Prova Escolar Automática para alunos do Ensino Público

Escola

O governo pretende, através da Portaria n.º 191/2019 dos ministérios da Ciência, Tecnologia e Ensino Superior, da Educação e do Trabalho, Solidariedade e Segurança Social simplificar o processo burocrático até agora exigido no âmbito da prova da situação escolar para efeitos de atribuição e manutenção do abono de família para crianças e jovens e da bolsa de estudo, (bem como da atribuição das prestações por morte e manutenção da pensão de sobrevivência do regime geral de segurança social).

Esta simplificação contará com uma fase de transição e visa, de forma mais imediata, abranger a Prova Escolar Automática para alunos do Ensino Público ou Privado com contrato de associação.

Estamos perante mais uma medida do Simplex +.

A grande alteração é que a partir de 1 de julho de 2019 a informação que tinha que se enviada pelos encarregados de educação ou alunos passa a ser feita pelos próprios serviços do Estado que comunicação entre si. Aos encarregados de educação cujos filhos são abrangidos pelo preenchimento automático restará a tarefa de confirmar – na Segurança Social Direta – que tudo ficou bem preenchido e foi corretamente reportado.

 

Quem é abrangido pela Prova Escolar Automática?

Segundo a portaria, são abrangidos pela prova escolar automática os alunos do ensino básico e secundário, ou a estes equiparados, matriculados em estabelecimentos de ensino público, ou privado com contrato de associação, e alunos do ensino superior, matriculados e inscritos em qualquer instituição de ensino superior.

Ou como diz a já citada portaria “é feita oficiosamente através da troca de informação decorrente da articulação entre o ISS, I. P., e a Direção-Geral de Estatísticas da Educação e Ciência ou a Direção-Geral do Ensino Superior, consoante os casos, e os serviços competentes da Educação, do Ensino Superior e da Segurança Social das Regiões Autónomas.” Os aluno abrangido terão que indicar obrigatoriamente o número de identificação da segurança social (NISS) no ato da matrícula e ficam isentos de ter que apresentar a prova anual da situação escolar.
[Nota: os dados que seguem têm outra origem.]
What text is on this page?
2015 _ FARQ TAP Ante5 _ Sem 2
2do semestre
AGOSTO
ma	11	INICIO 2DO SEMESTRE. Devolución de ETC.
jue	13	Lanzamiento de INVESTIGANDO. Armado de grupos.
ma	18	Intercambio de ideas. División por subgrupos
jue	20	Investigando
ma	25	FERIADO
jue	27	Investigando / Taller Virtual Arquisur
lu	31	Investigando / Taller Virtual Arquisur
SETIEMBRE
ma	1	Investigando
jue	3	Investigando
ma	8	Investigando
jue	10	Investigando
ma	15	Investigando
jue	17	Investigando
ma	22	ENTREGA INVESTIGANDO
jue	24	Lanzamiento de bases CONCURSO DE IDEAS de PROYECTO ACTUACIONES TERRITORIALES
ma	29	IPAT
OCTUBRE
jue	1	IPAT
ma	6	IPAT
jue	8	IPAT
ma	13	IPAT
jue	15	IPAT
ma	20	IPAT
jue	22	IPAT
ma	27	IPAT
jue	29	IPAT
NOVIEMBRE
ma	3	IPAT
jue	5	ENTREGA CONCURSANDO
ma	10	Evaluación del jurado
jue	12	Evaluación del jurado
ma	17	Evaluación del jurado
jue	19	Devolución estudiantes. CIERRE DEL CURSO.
Só se os serviços tiverem alguma dúvida é que irão pedir informação adicional ao encarregados de educação ou alunos.

Os alunos do privado de estabelecimentos sem contrato de associação continuarão a ter de entregar a prova anual não oficiosa da situação escolar como habitualmente a menos que haja troca de informação decorrente da articulação entre as entidades gestoras das prestações e as entidades responsáveis pelos sistemas de informação dos ministérios responsáveis pelas áreas da Educação e do Ensino Superior. Ou seja, tendencialmente, a prazo, deverão também deixar de ter de o fazer mas, para já, face a uma maior dificuldade de articulação, essa troca nem sempre estará garantida e a prova continuará a existir.

 

Como é a fase de transição?

No ano letivo de 2019/2020, a Prova Escolar Automática estará disponível para o ensino básico e secundário, endo ainda necessário a entrega da prova para os alunos do ensino superior.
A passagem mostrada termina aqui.